Réveillé par ces cris, Lai Rong abandonna sa canne à pêche et
ses pensées, sauta dans le lac et nagea de toutes ses forces vers
l’enfant. À sa grande surprise, Da Nian qui n’avait jamais appris
à nager flottait à plat ventre sur l’eau sans panique ni agitation,
comme si une main géante et mystérieuse le soutenait et le
rassurait…
Lai Rong sortit du lac portant son neveu dans les bras sous les
regards ahuris des passants. Pendant qu’il enlevait les habits
trempés de l’enfant, les gens formèrent un cercle autour d’eux.

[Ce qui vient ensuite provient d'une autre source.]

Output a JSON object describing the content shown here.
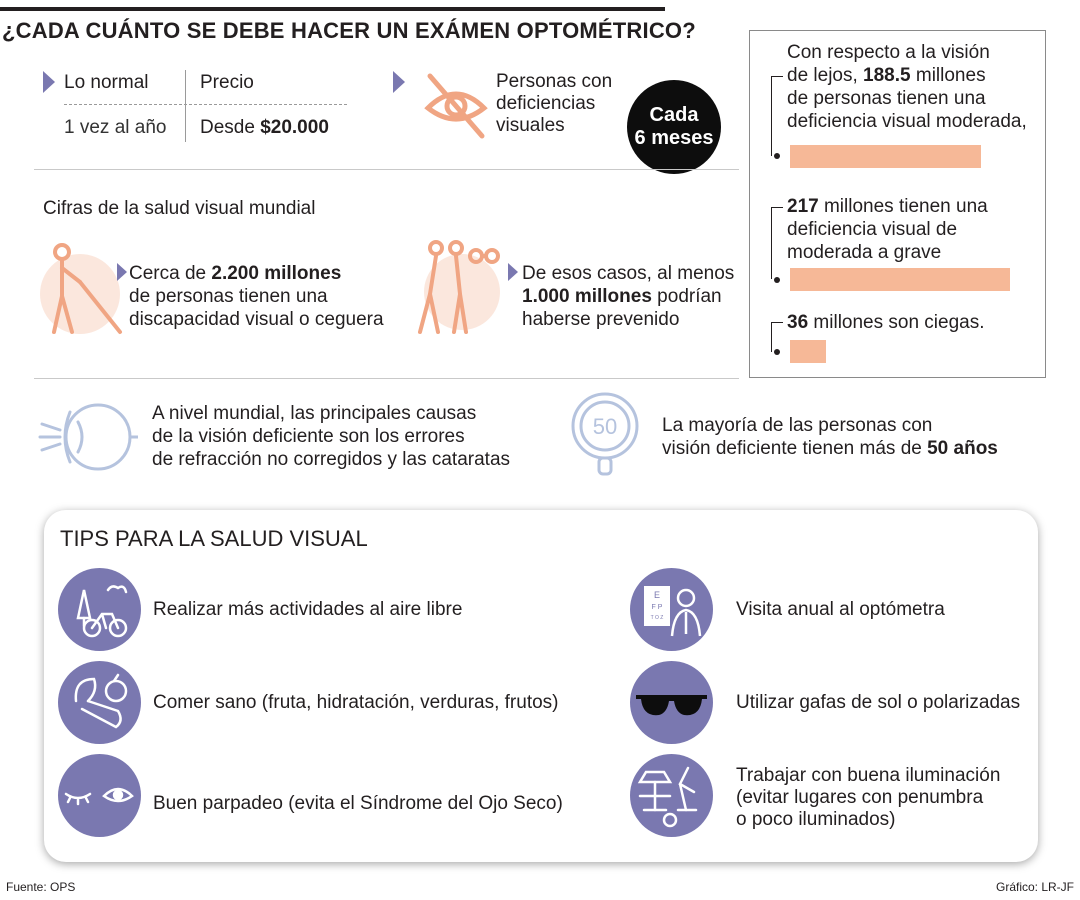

Enchanté par la curiosité des gens et le spectacle qu’il donnait, Da
Nian répondit avec fierté aux questions des spectateurs :
« Non, je n’ai pas eu peur du tout ! … Oui, je sais nager ! »

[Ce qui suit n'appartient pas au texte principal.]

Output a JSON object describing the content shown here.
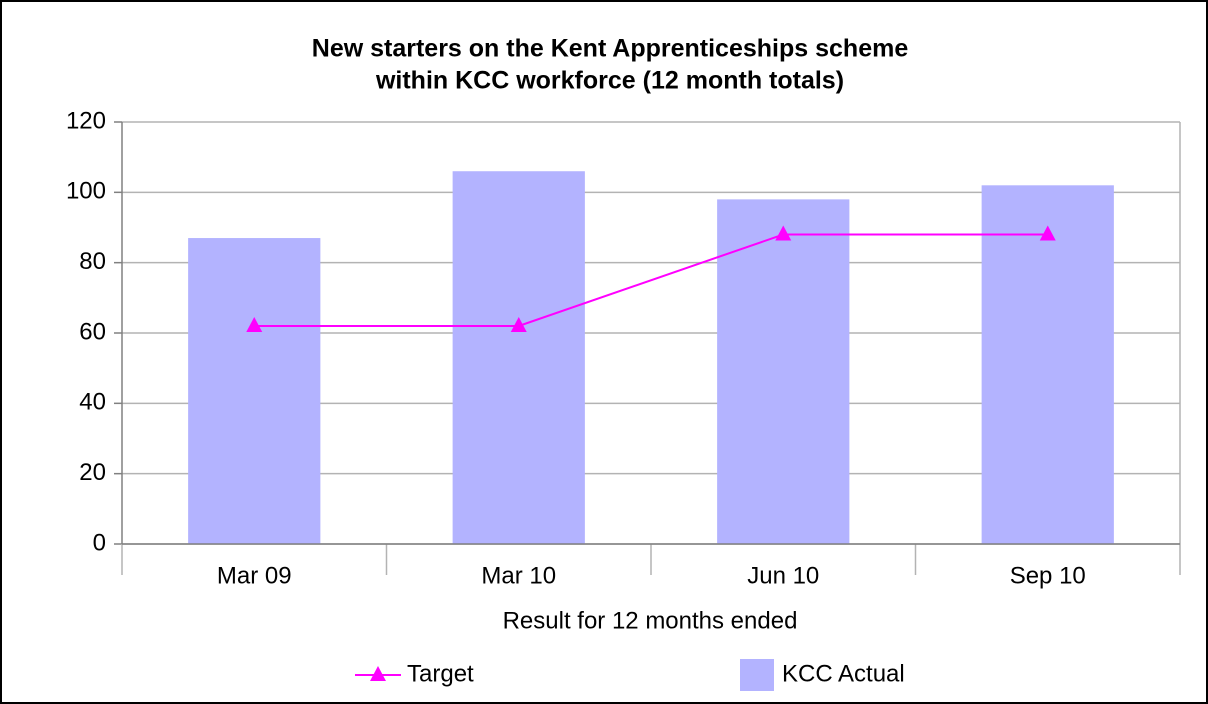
{
  "chart_data": {
    "type": "bar",
    "title": [
      "New starters on the Kent Apprenticeships scheme",
      "within KCC workforce (12 month totals)"
    ],
    "x_label": "Result for 12 months ended",
    "categories": [
      "Mar 09",
      "Mar 10",
      "Jun 10",
      "Sep 10"
    ],
    "series": [
      {
        "name": "KCC Actual",
        "type": "bar",
        "color": "#b3b3ff",
        "values": [
          87,
          106,
          98,
          102
        ]
      },
      {
        "name": "Target",
        "type": "line",
        "color": "#ff00ff",
        "values": [
          62,
          62,
          88,
          88
        ]
      }
    ],
    "ylim": [
      0,
      120
    ],
    "yticks": [
      0,
      20,
      40,
      60,
      80,
      100,
      120
    ],
    "grid": true,
    "legend": "bottom"
  }
}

À côté de lui, son oncle ne savait plus où se cacher. Un vieillard
s’approcha de Lai Rong, lui dit :
« Jeune homme, votre fils est quelqu’un d’exceptionnel ! Il aura
un destin hors du commun. C’est écrit sur son visage. Ce gamin
sera un homme de pouvoir … »
Encore sous le choc, Lai Rong marmonna vaguement un
« Merci », prit son neveu par la main pour sortir du cercle. Le
soleil commençait à réchauffer l’atmosphère. Avec un peu de
chance, d’ici une heure, leurs habits seraient secs.
Sur le chemin du retour, Lai Rong dit d’un air grave à Da Nian :
« Promets-moi de ne jamais raconter cet incident à personne !
Sinon, je ne t’emmènerai plus jamais à la pêche ! »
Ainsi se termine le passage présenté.